Sizeable fiscal deficit in February. Monthly government spending rose sharply to 59.3% y-o-y to IDR266.5tn in February, up from 25.7% in January. Monthly revenue collection expanded by 15.8% y-o-y to IDR185tn (vs. 9.5% in January). As a result, the monthly fiscal deficit reached IDR81.4tn, implying cumulative deficit of 0.5% of GDP (vs -0.1% in 2M25), marking the widest 2M deficit since 2016 (Exhibit 1). Net fiscal financing reached IDR164.2tn (23.8% of budget), resulting in excess financing of IDR28tn.
Sharply higher central government spending. Central government spending surged by 70.7% y-o-y (vs. 53.3% in January), led by energy subsidy compensation payment, material, capital spending, also reflecting low base effect from last year s budget cut (Exhibit 2). Other spending rose sharply reflecting energy subsidy and compensation payments of IDR44tn, as MOF shifted to monthly payments instead of the lump-sum schedule. Material spending rose to IDR42tn, of which IDR19.5tn was allocated to the free meal program, implying 176% y-o-y. Capex spending rose by 381.2% y-o-y to IDR14.1tn.
Social spending increased. February social transfers increased to IDR17.5tn from IDR9.5tn in January, implying cumulative growth of 4.2% y-o-y, or reaching 16.1% of budget. Transfers to regions rose by 25.2% y-o-y to IDR52.4tn, driven by additional Sumatera disaster-related transfers amounting to IDR23tn. Total free meal program budget disbursement reached IDR44tn as of 9 March (13.1% of the IDR335tn budget), up from IDR36tn previously, covering 61.6mn recipients or 74% of the target.
Higher gross tax revenue. Monthly domestic tax revenue rose sharply by 44.5% y-o-y vs 30.7% in January, reaching 10.3% of budget (7.7% in 2M25), reflecting low base effect from issues on core tax collection system last year, led by corporate income tax (Exhibit 3). Excluding restitution, gross domestic tax revenue increased to 19.2% y-o-y, up from 7% in January, reflecting improving economic activity led by wholesale and retail trade which rose to 13.2% y-o-y from 2.6% in Jan, while tax refund only decreased to IDR38tn from IDR41tn in Feb25 (Exhibit 4).

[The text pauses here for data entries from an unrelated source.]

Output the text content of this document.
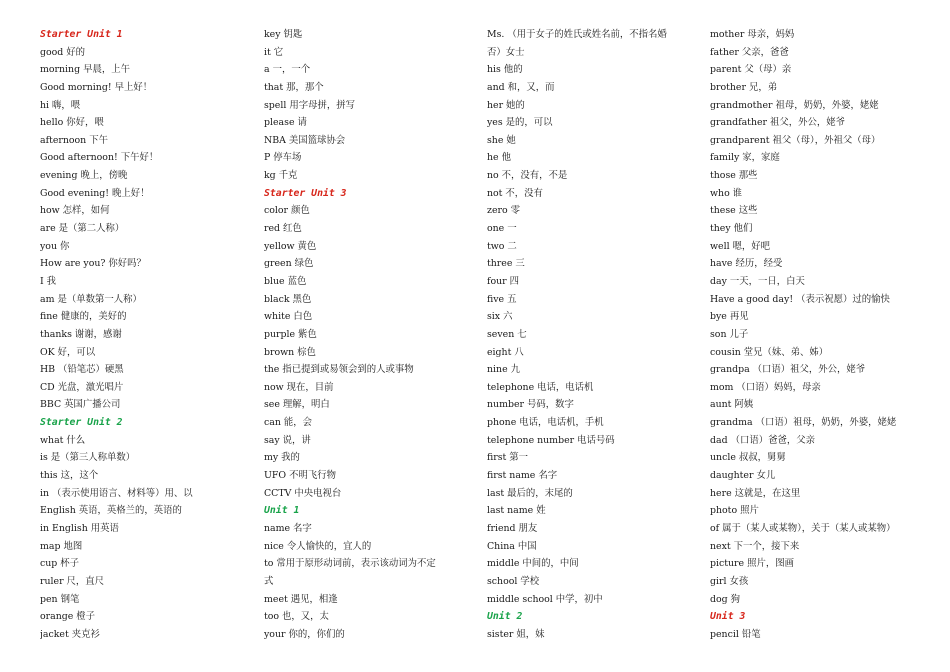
Starter Unit 1
good 好的
morning 早晨，上午
Good morning! 早上好！
hi 嗨，喂
hello 你好，喂
afternoon 下午
Good afternoon! 下午好！
evening 晚上，傍晚
Good evening! 晚上好！
how 怎样，如何
are 是（第二人称）
you 你
How are you? 你好吗？
I 我
am 是（单数第一人称）
fine 健康的，美好的
thanks 谢谢，感谢
OK 好，可以
HB （铅笔芯）硬黑
CD 光盘，激光唱片
BBC 英国广播公司
Starter Unit 2
what 什么
is 是（第三人称单数）
this 这，这个
in （表示使用语言、材料等）用、以
English 英语，英格兰的，英语的
in English 用英语
map 地图
cup 杯子
ruler 尺，直尺
pen 钢笔
orange 橙子
jacket 夹克衫
key 钥匙
it 它
a 一，一个
that 那，那个
spell 用字母拼，拼写
please 请
NBA 美国篮球协会
P 停车场
kg 千克
Starter Unit 3
color 颜色
red 红色
yellow 黄色
green 绿色
blue 蓝色
black 黑色
white 白色
purple 紫色
brown 棕色
the 指已提到或易领会到的人或事物
now 现在，目前
see 理解，明白
can 能，会
say 说，讲
my 我的
UFO 不明飞行物
CCTV 中央电视台
Unit 1
name 名字
nice 令人愉快的，宜人的
to 常用于原形动词前，表示该动词为不定
式
meet 遇见，相逢
too 也，又，太
your 你的，你们的
Ms. （用于女子的姓氏或姓名前，不指名婚
否）女士
his 他的
and 和，又，而
her 她的
yes 是的，可以
she 她
he 他
no 不，没有，不是
not 不，没有
zero 零
one 一
two 二
three 三
four 四
five 五
six 六
seven 七
eight 八
nine 九
telephone 电话，电话机
number 号码，数字
phone 电话，电话机，手机
telephone number 电话号码
first 第一
first name 名字
last 最后的，末尾的
last name 姓
friend 朋友
China 中国
middle 中间的，中间
school 学校
middle school 中学，初中
Unit 2
sister 姐，妹
mother 母亲，妈妈
father 父亲，爸爸
parent 父（母）亲
brother 兄，弟
grandmother 祖母，奶奶，外婆，姥姥
grandfather 祖父，外公，姥爷
grandparent 祖父（母），外祖父（母）
family 家，家庭
those 那些
who 谁
these 这些
they 他们
well 嗯，好吧
have 经历，经受
day 一天，一日，白天
Have a good day! （表示祝愿）过的愉快
bye 再见
son 儿子
cousin 堂兄（妹、弟、姊）
grandpa （口语）祖父，外公，姥爷
mom （口语）妈妈，母亲
aunt 阿姨
grandma （口语）祖母，奶奶，外婆，姥姥
dad （口语）爸爸，父亲
uncle 叔叔，舅舅
daughter 女儿
here 这就是，在这里
photo 照片
of 属于（某人或某物），关于（某人或某物）
next 下一个，接下来
picture 照片，图画
girl 女孩
dog 狗
Unit 3
pencil 铅笔
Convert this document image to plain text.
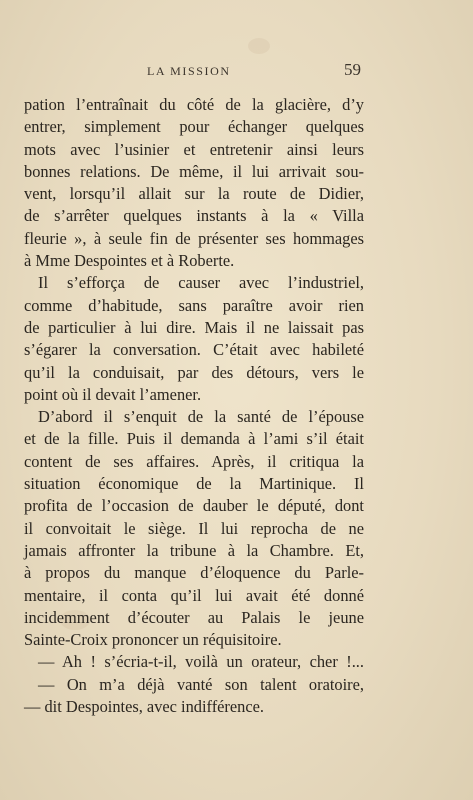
LA MISSION	59
pation l’entraînait du côté de la glacière, d’y
entrer, simplement pour échanger quelques
mots avec l’usinier et entretenir ainsi leurs
bonnes relations. De même, il lui arrivait sou-
vent, lorsqu’il allait sur la route de Didier,
de s’arrêter quelques instants à la « Villa
fleurie », à seule fin de présenter ses hommages
à Mme Despointes et à Roberte.
Il s’efforça de causer avec l’industriel,
comme d’habitude, sans paraître avoir rien
de particulier à lui dire. Mais il ne laissait pas
s’égarer la conversation. C’était avec habileté
qu’il la conduisait, par des détours, vers le
point où il devait l’amener.
D’abord il s’enquit de la santé de l’épouse
et de la fille. Puis il demanda à l’ami s’il était
content de ses affaires. Après, il critiqua la
situation économique de la Martinique. Il
profita de l’occasion de dauber le député, dont
il convoitait le siège. Il lui reprocha de ne
jamais affronter la tribune à la Chambre. Et,
à propos du manque d’éloquence du Parle-
mentaire, il conta qu’il lui avait été donné
incidemment d’écouter au Palais le jeune
Sainte-Croix prononcer un réquisitoire.
— Ah ! s’écria-t-il, voilà un orateur, cher !...
— On m’a déjà vanté son talent oratoire,
— dit Despointes, avec indifférence.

Non-tax revenue increased. Excise and international tax contracted by 14.1% y-o-y in February, down from 13.8% decline in January, reaching 14.5% of budget, reflecting slower cigarette production. Meanwhile, non-tax revenue grew by -0.8% y-o-y, up from a 20.5% contraction, driven by higher revenue from public service agencies, which increased to IDR9.2tn from IDR2.4tn, supported by stronger hospital service fees and CPO export levies.
Oil price risks. Amid rising geopolitical risks, MOF will closely monitor developments, noting ICP at USD68/bbl YTD vs. USD70/bbl budget assumption (Global Watch: Middle East Tensions and the Growing Twin Deficit Risk). MOF signals more flexible spending which suggests reallocation to support higher fuel subsidy. In addition, MOF is considering measures to ensure higher commodity prices translate into stronger revenue which could mean higher levies to commodity sectors. Our estimates suggest that every 10% increase in oil and non-oil commodity prices could widen the deficit by 0.16% of GDP (Exhibit 5).
Our view. We now forecast a fiscal deficit of 3% of GDP from 2.8% before, higher than the 2.7% in the budget and 2.9% in 2025. This reflects higher fuel subsidy and sizeable revenue shortfall. However, stronger non-oil commodity prices could provide some offsets from higher oil prices which we now assume to average USD83/bbl (Fiscal Watch: Can Commodity Boom Save the Day?). During the Q&A, MOF noted that spending this year will be distributed more evenly, targeting IDR809tn in 1Q, implying 21% of the budget (vs. 18% average 2019-2025) to support 1Q GDP target of 5.5% y-o-y (Exhibit 6).